What it means for past results

Every “scale ceiling” in the scaletest-results page and the bigfleet-uber briefs was, at root, the fixed Idle seed running out — not a shard, Phase 1, or operator bottleneck. Those numbers measured the harness’s missing tier, not BigFleet’s limits. Re-baselining against the two-tier harness is required before any ceiling number is published as a BigFleet property.

What stays the same

  • BigFleet itself — pkg/shard, pkg/decision, pkg/operator, pkg/provider/fake — is unchanged. Phase 1 already does the Idle-then-Speculative fallback; the fake provider already implements Create/AddSpeculative. This ADR is purely a harness-seeding fix.
  • The Idle and Configured seeds are unchanged. Speculative is added, not substituted.
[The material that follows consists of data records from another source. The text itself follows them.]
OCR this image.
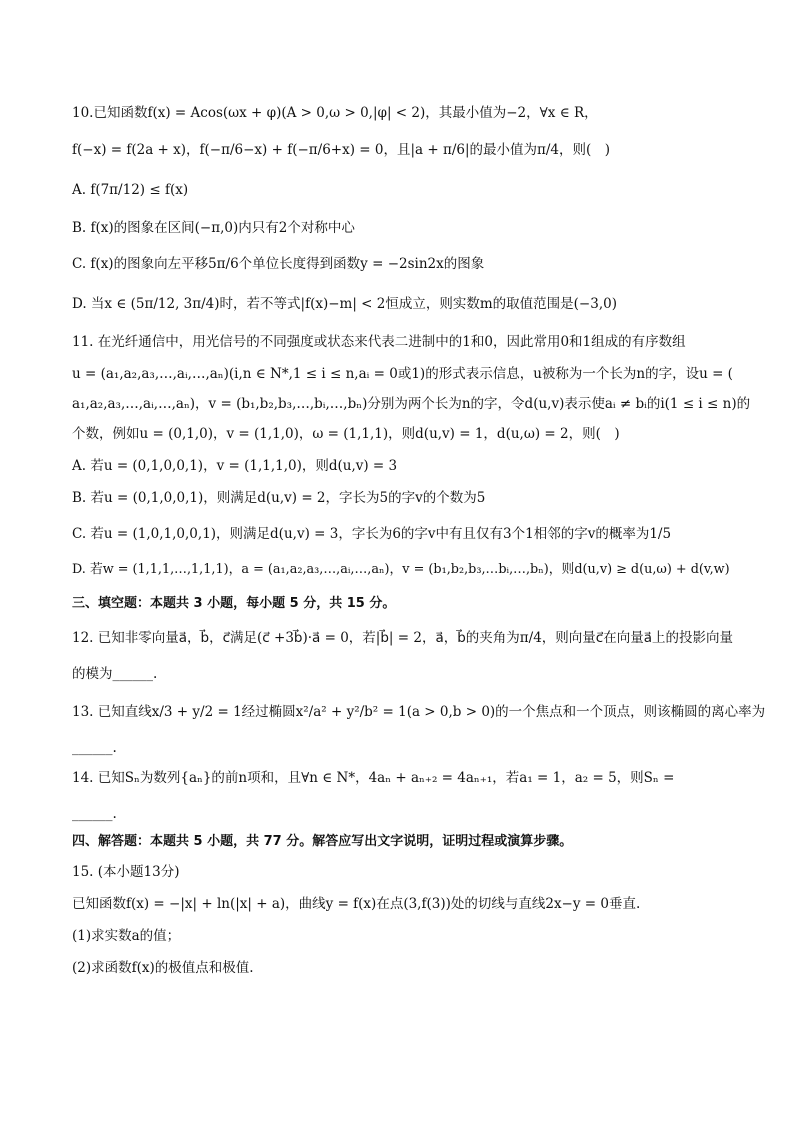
10.已知函数f(x) = Acos(ωx + φ)(A > 0,ω > 0,|φ| < 2)，其最小值为−2，∀x ∈ R，
f(−x) = f(2a + x)，f(−π/6−x) + f(−π/6+x) = 0，且|a + π/6|的最小值为π/4，则(　)
A. f(7π/12) ≤ f(x)
B. f(x)的图象在区间(−π,0)内只有2个对称中心
C. f(x)的图象向左平移5π/6个单位长度得到函数y = −2sin2x的图象
D. 当x ∈ (5π/12, 3π/4)时，若不等式|f(x)−m| < 2恒成立，则实数m的取值范围是(−3,0)
11. 在光纤通信中，用光信号的不同强度或状态来代表二进制中的1和0，因此常用0和1组成的有序数组
u = (a₁,a₂,a₃,…,aᵢ,…,aₙ)(i,n ∈ N*,1 ≤ i ≤ n,aᵢ = 0或1)的形式表示信息，u被称为一个长为n的字，设u = (
a₁,a₂,a₃,…,aᵢ,…,aₙ)，v = (b₁,b₂,b₃,…,bᵢ,…,bₙ)分别为两个长为n的字，令d(u,v)表示使aᵢ ≠ bᵢ的i(1 ≤ i ≤ n)的
个数，例如u = (0,1,0)，v = (1,1,0)，ω = (1,1,1)，则d(u,v) = 1，d(u,ω) = 2，则(　)
A. 若u = (0,1,0,0,1)，v = (1,1,1,0)，则d(u,v) = 3
B. 若u = (0,1,0,0,1)，则满足d(u,v) = 2，字长为5的字v的个数为5
C. 若u = (1,0,1,0,0,1)，则满足d(u,v) = 3，字长为6的字v中有且仅有3个1相邻的字v的概率为1/5
D. 若w = (1,1,1,…,1,1,1)，a = (a₁,a₂,a₃,…,aᵢ,…,aₙ)，v = (b₁,b₂,b₃,…bᵢ,…,bₙ)，则d(u,v) ≥ d(u,ω) + d(v,w)
三、填空题：本题共 3 小题，每小题 5 分，共 15 分。
12. 已知非零向量a⃗，b⃗，c⃗满足(c⃗ +3b⃗)·a⃗ = 0，若|b⃗| = 2，a⃗，b⃗的夹角为π/4，则向量c⃗在向量a⃗上的投影向量
的模为______.
13. 已知直线x/3 + y/2 = 1经过椭圆x²/a² + y²/b² = 1(a > 0,b > 0)的一个焦点和一个顶点，则该椭圆的离心率为
______.
14. 已知Sₙ为数列{aₙ}的前n项和，且∀n ∈ N*，4aₙ + aₙ₊₂ = 4aₙ₊₁，若a₁ = 1，a₂ = 5，则Sₙ =
______.
四、解答题：本题共 5 小题，共 77 分。解答应写出文字说明，证明过程或演算步骤。
15. (本小题13分)
已知函数f(x) = −|x| + ln(|x| + a)，曲线y = f(x)在点(3,f(3))处的切线与直线2x−y = 0垂直.
(1)求实数a的值；
(2)求函数f(x)的极值点和极值.
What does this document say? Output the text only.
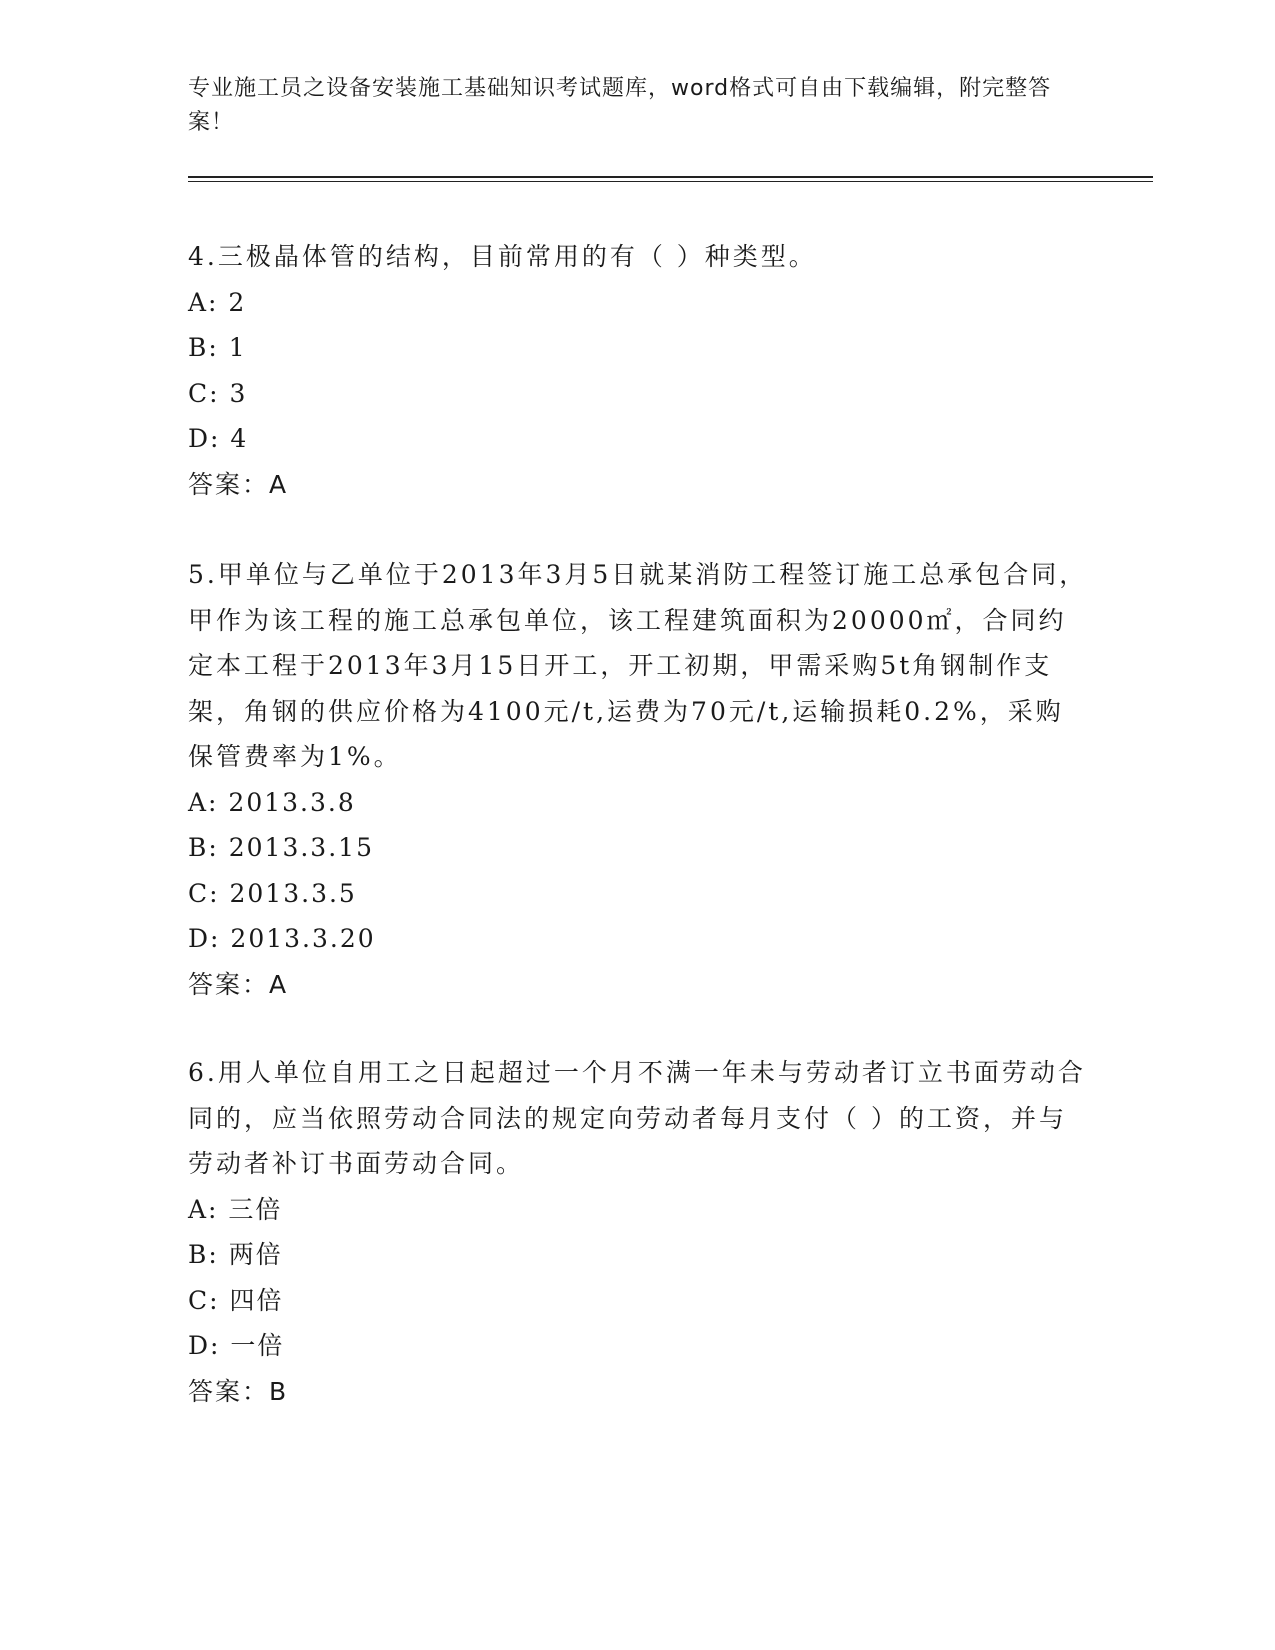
专业施工员之设备安装施工基础知识考试题库，word格式可自由下载编辑，附完整答案！

4.三极晶体管的结构，目前常用的有（ ）种类型。

A: 2
B: 1
C: 3
D: 4
答案：A

5.甲单位与乙单位于2013年3月5日就某消防工程签订施工总承包合同，甲作为该工程的施工总承包单位，该工程建筑面积为20000㎡，合同约定本工程于2013年3月15日开工，开工初期，甲需采购5t角钢制作支架，角钢的供应价格为4100元/t,运费为70元/t,运输损耗0.2%，采购保管费率为1%。

A: 2013.3.8
B: 2013.3.15
C: 2013.3.5
D: 2013.3.20
答案：A

6.用人单位自用工之日起超过一个月不满一年未与劳动者订立书面劳动合同的，应当依照劳动合同法的规定向劳动者每月支付（ ）的工资，并与劳动者补订书面劳动合同。

A: 三倍
B: 两倍
C: 四倍
D: 一倍
答案：B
Known adjacent gaps (not addressed here)

  • Idle → Speculative release is unimplemented. The state machine has Idle → Deleting → Speculative (the paper’s “Idle → Speculative lazily per provider” — cloud machines released back to quota), but the decision engine emits no ActionKind for it. Reclaimed machines stay Idle (correct for bare metal; the cloud-release path is simply missing). For bounded scaletest runs this is fine — the Speculative seed only depletes on net-new demand, and reclaimed machines replenish the Idle pool. Indefinite soaks would eventually need the release path wired; tracked separately.

Alternatives considered

  • Just make the Idle seed bigger. Rejected: it doesn’t model the paper’s two-tier design, leaves Create and the cost model untested, and the published numbers would still measure a fixed pool. It’s the over-provisioning bug, formalised.
  • Enumerate the demand fingerprint space and seed exactly-matching Speculative slots. Rejected as less realistic — a real cloud’s available capacity isn’t enumerated to match one workload; it’s abundant capacity of the common shapes. Generous random-draw from the demand catalog is both simpler and more faithful; the small residual tail of uncoverable rare fingerprints is itself realistic (genuine capacity stockouts).

References

  • bigfleet.md §5 (machine model — Speculative/Idle/Configured), §8 (Phase 1 Idle-then-Speculative).
  • fleet-scale-kubernetes.md §6.2 (AvailableCapacity — the provider’s declared procurable capacity).
  • ADR-0022 (Need.Count is Pod count; the density model the machinesNeeded fix restores).
  • ADR-0024, ADR-0025 — earlier layers of the same investigation.
  • sim/soak.go, sim/runner.go — the existing correct pattern for seeding Speculative.
  • test/conformance/selftest_test.go — provider conformance coverage of Create/Speculative.
  • bigfleet-uber briefs #3–#5 (private) — the empirical “ceiling” data this ADR re-explains.